Proxy — Pegasystems Inc. THIS PROXY IS SOLICITED ON BEHALF OF THE BOARD OF DIRECTORS 2020 Annual Meeting of Stockholders
The undersigned stockholder of Pegasystems Inc., a Massachusetts corporation (“Pegasystems”), hereby acknowledges receipt of the Notice of Annual Meeting of Stockholders and Proxy Statement dated May 8, 2020 and hereby appoints Alan Trefler and Kenneth Stillwell, or any one or more of them, proxies and attorneys-in-fact with full power of substitution to each other for and in the name of the undersigned, with all powers the undersigned would possess if personally present to vote the common stock of the undersigned in Pegasystems at the Annual Meeting of its Stockholders to be held on June 23, 2020 at One Rogers Street, Cambridge, Massachusetts at 10:00 a.m., Eastern Daylight Time, or any adjournment or postponement thereof. Any of such attorneys or substitutes shall have and may exercise all of the powers of said attorneys-in-fact hereunder.
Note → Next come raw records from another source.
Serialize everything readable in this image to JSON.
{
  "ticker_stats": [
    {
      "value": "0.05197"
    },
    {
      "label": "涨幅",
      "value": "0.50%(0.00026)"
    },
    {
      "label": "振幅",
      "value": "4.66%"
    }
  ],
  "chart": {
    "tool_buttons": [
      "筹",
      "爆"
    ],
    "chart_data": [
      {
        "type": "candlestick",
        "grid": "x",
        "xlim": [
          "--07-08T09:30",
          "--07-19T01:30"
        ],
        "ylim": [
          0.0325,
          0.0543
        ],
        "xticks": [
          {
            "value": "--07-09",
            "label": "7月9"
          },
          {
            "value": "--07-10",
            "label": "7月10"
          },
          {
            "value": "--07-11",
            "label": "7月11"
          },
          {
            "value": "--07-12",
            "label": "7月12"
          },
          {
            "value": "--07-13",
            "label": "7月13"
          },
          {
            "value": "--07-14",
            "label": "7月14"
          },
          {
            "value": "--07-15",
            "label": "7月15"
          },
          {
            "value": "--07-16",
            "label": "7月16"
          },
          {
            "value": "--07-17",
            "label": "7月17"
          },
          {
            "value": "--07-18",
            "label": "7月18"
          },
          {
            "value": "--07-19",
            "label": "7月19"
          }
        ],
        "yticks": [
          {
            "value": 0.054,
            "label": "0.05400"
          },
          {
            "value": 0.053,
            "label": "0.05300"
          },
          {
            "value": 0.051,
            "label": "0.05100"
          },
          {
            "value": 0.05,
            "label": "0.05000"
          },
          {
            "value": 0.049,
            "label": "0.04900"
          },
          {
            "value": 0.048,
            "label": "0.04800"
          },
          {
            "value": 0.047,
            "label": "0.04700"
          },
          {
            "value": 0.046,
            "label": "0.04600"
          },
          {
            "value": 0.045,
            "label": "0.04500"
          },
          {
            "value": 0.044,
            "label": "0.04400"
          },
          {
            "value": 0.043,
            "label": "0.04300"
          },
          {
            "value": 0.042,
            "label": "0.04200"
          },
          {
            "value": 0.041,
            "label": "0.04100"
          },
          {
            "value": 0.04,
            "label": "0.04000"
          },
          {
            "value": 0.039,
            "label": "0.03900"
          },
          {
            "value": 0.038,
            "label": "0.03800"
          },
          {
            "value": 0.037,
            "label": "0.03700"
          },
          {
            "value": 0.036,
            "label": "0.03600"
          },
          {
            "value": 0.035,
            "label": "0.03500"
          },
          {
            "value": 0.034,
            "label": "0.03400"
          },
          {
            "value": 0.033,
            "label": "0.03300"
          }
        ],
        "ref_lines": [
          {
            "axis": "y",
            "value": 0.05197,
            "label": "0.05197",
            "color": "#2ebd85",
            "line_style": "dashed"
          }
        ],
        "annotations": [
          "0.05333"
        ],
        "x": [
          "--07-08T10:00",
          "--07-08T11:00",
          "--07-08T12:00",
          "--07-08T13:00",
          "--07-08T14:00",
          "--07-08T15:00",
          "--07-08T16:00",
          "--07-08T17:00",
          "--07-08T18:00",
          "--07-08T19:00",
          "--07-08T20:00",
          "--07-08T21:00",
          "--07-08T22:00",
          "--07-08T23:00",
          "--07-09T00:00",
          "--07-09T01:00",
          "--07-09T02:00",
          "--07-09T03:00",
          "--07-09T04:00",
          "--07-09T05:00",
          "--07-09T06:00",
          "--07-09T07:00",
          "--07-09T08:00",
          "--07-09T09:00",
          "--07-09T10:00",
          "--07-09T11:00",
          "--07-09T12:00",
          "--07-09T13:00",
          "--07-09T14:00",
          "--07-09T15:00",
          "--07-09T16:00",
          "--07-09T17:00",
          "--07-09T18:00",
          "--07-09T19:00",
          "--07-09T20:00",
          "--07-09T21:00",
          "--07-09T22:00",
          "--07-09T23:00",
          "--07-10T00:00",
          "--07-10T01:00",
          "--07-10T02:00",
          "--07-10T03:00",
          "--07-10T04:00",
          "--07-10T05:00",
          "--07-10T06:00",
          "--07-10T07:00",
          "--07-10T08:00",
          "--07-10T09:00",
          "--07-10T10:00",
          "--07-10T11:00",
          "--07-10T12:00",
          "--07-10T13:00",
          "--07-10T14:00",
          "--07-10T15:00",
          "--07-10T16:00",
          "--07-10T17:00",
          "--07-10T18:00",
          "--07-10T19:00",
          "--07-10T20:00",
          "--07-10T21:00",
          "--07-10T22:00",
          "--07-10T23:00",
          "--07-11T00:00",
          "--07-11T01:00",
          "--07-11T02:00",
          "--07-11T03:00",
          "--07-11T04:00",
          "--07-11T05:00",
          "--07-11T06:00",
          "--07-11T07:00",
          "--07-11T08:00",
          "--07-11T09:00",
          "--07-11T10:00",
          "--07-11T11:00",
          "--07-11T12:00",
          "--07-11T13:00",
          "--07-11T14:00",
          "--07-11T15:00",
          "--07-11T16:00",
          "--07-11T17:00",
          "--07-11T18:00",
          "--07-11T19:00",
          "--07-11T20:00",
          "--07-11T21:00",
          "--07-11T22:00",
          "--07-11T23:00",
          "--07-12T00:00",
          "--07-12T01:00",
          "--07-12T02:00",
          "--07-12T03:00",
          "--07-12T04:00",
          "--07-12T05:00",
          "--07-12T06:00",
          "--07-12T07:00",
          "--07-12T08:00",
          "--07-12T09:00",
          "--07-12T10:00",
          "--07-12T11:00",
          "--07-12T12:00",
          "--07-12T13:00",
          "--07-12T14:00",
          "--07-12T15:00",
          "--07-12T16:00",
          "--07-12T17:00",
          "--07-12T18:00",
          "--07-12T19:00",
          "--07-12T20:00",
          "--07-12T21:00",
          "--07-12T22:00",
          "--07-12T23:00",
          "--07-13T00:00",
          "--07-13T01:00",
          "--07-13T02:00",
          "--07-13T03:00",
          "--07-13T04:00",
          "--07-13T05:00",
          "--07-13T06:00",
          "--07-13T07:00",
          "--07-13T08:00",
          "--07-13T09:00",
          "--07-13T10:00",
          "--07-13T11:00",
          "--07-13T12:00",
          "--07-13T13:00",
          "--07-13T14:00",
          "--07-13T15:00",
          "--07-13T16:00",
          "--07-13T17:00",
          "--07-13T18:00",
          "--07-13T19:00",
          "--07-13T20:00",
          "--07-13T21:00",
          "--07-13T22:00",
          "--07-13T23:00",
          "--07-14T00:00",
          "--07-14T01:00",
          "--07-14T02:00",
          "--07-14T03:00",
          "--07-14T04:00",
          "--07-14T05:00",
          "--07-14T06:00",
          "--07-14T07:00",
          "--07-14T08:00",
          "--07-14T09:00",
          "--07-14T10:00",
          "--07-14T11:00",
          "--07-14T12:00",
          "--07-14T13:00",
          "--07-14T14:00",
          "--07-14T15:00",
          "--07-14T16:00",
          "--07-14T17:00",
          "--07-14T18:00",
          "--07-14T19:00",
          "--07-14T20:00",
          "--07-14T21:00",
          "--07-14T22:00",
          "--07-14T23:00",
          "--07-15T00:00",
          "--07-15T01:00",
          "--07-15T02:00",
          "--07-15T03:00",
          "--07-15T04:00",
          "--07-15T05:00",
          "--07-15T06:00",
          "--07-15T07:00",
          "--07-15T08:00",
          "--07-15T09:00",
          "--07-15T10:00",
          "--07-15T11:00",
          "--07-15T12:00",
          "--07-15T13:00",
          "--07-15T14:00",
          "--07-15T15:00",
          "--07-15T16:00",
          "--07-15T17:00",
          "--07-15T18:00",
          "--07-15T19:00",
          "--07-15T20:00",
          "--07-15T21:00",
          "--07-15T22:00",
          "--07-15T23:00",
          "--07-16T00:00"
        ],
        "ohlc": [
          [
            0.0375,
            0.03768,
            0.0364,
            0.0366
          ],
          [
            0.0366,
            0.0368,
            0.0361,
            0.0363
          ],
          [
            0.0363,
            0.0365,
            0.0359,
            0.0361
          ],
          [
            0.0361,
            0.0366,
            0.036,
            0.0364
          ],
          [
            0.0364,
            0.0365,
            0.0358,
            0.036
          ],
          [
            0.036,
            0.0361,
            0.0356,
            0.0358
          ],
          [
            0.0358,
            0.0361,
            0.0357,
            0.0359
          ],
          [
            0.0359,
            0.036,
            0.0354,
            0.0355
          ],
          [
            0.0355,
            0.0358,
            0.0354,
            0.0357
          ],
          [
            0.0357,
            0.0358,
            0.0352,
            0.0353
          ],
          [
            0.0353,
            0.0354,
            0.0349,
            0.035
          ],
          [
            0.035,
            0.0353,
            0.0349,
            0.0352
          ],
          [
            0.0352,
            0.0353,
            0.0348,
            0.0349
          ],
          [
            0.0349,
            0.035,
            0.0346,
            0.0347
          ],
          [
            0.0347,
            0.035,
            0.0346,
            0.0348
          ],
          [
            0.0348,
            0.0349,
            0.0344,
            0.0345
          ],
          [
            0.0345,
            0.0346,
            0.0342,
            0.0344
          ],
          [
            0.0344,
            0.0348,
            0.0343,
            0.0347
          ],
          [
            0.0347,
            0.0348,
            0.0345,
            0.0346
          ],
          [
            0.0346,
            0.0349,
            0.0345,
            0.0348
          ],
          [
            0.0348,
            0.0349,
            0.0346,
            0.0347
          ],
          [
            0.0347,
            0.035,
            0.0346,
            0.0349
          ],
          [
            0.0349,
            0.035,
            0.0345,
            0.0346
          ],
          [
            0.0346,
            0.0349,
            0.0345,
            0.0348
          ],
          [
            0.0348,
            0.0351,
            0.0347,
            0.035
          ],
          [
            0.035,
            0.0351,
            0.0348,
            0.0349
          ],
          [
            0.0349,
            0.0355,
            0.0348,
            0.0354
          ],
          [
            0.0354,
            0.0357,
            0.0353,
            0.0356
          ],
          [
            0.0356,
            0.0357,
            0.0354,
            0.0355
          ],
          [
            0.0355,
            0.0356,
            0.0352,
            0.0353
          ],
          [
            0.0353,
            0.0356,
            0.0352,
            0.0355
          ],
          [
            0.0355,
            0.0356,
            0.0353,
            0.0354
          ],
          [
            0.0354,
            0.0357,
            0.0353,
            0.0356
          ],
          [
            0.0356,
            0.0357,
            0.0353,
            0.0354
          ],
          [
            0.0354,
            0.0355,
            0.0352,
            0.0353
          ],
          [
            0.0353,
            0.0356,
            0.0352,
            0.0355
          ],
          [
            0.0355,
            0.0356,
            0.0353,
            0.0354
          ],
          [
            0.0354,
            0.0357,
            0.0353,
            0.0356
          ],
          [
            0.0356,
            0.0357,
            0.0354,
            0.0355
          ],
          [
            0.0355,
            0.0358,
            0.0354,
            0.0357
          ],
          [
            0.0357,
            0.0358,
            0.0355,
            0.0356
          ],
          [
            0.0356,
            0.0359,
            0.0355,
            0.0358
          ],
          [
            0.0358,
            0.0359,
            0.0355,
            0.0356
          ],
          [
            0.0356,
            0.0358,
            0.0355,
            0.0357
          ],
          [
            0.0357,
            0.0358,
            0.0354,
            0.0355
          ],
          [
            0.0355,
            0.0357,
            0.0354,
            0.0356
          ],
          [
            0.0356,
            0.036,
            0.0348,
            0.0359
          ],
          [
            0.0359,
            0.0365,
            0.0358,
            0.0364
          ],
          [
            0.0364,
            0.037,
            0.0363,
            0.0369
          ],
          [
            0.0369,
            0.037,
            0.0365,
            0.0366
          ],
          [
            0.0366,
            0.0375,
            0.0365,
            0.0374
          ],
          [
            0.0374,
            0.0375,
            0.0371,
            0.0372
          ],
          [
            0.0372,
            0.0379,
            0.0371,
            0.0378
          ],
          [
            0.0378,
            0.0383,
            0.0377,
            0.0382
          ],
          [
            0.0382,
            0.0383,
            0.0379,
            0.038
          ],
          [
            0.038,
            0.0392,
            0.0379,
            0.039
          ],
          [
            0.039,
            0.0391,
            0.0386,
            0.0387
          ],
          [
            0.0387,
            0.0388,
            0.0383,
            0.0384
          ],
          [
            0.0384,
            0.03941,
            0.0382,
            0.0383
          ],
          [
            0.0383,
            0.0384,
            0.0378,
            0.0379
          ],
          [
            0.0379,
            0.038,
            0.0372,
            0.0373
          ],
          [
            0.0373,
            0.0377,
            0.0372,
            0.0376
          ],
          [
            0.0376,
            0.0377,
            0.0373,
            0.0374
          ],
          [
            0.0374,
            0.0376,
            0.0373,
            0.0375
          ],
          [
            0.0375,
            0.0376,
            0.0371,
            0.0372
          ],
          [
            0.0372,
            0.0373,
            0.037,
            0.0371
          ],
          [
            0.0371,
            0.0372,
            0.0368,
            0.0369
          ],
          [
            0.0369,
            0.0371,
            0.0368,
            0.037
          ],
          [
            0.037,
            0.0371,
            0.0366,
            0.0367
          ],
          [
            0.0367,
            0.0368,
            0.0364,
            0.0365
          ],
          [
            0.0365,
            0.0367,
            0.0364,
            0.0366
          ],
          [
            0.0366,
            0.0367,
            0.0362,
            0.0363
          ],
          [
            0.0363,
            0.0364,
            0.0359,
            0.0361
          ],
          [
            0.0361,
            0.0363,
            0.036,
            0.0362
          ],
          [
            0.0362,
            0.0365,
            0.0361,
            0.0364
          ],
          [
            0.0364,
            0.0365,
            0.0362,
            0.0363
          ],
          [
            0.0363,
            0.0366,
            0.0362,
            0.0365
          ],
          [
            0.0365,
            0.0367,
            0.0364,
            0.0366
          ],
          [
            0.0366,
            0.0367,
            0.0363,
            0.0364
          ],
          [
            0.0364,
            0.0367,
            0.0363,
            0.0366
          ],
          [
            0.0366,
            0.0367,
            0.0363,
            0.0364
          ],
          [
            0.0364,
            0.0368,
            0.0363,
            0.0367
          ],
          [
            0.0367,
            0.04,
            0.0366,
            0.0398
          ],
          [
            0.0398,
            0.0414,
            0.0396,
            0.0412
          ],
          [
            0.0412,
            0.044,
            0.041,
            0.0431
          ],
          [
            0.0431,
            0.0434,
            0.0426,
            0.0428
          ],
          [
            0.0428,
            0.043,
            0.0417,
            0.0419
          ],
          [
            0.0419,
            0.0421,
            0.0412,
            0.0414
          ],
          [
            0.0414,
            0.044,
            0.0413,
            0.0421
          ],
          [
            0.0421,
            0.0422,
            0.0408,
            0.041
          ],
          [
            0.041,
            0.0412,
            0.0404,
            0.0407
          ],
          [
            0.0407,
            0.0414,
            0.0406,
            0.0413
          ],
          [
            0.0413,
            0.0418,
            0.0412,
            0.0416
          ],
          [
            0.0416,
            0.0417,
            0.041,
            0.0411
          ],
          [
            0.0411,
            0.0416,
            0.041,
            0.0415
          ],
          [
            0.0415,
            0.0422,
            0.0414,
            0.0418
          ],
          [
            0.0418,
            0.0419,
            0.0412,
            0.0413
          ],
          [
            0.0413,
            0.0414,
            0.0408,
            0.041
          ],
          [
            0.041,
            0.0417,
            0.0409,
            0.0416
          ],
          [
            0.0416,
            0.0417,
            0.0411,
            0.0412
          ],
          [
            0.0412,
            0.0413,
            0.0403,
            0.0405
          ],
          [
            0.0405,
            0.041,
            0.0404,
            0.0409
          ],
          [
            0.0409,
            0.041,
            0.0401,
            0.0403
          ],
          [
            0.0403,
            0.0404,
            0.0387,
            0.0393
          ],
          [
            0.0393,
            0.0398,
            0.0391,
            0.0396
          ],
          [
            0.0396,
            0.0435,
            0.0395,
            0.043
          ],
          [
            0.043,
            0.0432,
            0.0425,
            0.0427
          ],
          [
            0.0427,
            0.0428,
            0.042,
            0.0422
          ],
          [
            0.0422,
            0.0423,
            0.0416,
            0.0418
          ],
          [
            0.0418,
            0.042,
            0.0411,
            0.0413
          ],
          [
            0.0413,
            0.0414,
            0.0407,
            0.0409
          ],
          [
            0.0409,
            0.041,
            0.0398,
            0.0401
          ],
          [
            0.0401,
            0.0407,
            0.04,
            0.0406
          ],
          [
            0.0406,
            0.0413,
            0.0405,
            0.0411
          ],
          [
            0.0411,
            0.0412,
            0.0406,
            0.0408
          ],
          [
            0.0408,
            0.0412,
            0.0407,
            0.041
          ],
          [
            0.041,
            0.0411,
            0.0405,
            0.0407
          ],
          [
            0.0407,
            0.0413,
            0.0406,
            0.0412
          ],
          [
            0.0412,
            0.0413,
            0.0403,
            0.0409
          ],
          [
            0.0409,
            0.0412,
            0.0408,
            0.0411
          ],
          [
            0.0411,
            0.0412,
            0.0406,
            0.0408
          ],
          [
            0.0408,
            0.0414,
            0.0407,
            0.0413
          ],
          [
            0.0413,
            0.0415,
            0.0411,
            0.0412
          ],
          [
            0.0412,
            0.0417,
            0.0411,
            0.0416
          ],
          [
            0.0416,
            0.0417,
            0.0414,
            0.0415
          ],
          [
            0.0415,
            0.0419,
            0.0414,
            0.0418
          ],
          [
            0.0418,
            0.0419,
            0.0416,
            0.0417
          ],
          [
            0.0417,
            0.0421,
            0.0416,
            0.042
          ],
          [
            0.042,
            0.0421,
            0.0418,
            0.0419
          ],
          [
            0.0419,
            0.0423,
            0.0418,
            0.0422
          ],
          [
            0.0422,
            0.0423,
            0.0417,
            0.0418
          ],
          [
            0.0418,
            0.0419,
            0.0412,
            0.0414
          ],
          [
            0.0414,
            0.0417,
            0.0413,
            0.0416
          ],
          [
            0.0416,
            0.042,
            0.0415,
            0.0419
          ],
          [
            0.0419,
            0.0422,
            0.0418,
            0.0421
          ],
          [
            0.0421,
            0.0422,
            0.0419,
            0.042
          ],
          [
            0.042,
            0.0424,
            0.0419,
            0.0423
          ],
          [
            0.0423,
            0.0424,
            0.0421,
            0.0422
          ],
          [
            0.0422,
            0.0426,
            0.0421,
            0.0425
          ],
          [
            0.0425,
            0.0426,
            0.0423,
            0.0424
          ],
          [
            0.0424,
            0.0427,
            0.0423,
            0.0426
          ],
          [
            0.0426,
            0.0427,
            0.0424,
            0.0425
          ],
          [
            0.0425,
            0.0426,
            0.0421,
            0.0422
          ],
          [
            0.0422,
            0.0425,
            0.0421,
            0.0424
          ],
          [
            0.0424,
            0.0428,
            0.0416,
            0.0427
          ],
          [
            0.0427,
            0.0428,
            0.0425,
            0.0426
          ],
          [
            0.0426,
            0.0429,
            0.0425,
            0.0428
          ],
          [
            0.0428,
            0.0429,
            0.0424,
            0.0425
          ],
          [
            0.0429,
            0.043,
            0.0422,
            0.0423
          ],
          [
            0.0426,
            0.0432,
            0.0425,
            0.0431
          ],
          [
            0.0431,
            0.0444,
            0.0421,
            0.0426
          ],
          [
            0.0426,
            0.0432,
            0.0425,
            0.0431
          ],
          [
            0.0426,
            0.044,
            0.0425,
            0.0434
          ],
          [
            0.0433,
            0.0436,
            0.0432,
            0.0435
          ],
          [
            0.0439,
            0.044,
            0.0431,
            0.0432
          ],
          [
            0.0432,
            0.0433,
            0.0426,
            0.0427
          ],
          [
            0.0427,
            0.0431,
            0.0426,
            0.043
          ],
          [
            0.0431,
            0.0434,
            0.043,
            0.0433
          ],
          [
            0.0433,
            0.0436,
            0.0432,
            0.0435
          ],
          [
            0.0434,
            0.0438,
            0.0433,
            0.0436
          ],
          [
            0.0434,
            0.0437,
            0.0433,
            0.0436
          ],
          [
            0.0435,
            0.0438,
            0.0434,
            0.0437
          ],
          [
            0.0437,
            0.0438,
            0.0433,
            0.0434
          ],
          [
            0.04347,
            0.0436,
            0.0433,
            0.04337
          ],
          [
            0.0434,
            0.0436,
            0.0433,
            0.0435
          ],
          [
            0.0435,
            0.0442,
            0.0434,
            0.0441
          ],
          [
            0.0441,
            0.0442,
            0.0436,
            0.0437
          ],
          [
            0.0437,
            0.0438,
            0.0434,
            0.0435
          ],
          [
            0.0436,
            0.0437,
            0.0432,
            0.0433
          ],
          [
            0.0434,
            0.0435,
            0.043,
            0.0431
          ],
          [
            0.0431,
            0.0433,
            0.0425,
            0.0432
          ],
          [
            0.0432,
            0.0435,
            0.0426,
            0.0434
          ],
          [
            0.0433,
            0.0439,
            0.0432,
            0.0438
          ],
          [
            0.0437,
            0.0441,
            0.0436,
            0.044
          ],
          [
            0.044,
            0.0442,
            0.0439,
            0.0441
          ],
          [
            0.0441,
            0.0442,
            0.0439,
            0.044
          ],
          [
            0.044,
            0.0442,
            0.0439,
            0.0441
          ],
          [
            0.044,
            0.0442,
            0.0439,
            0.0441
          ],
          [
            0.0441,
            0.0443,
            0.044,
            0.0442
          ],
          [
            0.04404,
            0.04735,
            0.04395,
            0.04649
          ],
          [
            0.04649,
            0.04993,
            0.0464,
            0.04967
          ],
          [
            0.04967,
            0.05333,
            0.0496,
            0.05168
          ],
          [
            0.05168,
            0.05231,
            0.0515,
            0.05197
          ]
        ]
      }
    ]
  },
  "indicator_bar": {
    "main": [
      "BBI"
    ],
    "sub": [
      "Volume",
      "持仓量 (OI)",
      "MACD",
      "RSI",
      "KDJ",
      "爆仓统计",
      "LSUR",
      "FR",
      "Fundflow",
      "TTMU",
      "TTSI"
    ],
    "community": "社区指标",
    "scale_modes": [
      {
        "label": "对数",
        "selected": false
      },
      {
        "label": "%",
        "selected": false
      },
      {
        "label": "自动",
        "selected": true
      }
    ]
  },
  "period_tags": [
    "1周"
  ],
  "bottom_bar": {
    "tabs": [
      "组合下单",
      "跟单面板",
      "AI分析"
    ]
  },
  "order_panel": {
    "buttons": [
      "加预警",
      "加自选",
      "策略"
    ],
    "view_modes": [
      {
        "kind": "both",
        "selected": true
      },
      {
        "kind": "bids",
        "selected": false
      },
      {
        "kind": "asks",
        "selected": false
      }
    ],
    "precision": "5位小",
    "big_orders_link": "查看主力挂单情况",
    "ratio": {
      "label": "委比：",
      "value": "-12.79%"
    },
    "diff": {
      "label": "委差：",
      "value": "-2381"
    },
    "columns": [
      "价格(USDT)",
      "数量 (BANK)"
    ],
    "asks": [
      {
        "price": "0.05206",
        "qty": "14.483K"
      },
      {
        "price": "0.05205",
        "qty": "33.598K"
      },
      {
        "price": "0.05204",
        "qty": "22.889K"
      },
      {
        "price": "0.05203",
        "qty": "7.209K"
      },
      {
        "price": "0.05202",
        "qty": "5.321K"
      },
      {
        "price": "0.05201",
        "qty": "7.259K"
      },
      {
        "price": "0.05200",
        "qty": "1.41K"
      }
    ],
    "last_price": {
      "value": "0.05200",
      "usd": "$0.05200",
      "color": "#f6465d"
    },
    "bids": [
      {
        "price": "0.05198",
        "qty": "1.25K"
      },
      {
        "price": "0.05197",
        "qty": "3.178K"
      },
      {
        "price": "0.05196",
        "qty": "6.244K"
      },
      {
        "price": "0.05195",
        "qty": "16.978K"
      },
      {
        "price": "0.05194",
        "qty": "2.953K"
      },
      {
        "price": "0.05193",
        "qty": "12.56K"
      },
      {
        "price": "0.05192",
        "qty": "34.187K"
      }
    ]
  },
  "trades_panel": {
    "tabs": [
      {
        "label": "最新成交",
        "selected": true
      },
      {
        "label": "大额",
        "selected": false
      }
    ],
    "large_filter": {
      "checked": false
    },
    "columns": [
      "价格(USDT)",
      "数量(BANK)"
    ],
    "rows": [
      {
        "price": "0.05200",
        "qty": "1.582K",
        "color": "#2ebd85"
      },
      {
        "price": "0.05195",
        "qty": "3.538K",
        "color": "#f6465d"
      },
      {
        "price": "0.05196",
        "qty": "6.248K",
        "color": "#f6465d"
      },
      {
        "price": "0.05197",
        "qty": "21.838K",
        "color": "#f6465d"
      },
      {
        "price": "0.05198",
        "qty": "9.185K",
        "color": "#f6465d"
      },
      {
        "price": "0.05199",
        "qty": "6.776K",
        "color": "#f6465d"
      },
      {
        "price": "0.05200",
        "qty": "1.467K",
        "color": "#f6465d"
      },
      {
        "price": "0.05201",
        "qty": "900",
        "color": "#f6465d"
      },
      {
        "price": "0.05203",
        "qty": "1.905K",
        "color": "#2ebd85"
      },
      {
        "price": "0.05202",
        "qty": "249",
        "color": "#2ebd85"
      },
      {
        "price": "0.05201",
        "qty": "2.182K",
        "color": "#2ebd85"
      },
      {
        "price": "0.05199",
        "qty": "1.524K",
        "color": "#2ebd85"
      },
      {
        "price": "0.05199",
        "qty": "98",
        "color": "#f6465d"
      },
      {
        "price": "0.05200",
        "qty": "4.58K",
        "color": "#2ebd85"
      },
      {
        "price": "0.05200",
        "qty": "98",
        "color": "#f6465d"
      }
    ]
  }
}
THIS PROXY WHEN PROPERLY EXECUTED WILL BE VOTED IN THE MANNER DIRECTED HEREIN BY THE STOCKHOLDER. IF NO DIRECTION IS MADE, THIS PROXY WILL BE VOTED “FOR” EACH OF THE NOMINEES LISTED ON THE REVERSE SIDE AND “FOR” PROPOSALS 2, 3 AND 5 AND “AGAINST” PROPOSAL 4.
THE BOARD OF DIRECTORS RECOMMENDS THAT YOU INSTRUCT THE PROXIES TO VOTE “FOR” THE NOMINEES LISTED ON THE REVERSE SIDE AND “FOR” PROPOSALS 2, 3 AND 5 AND “AGAINST” PROPOSAL 4.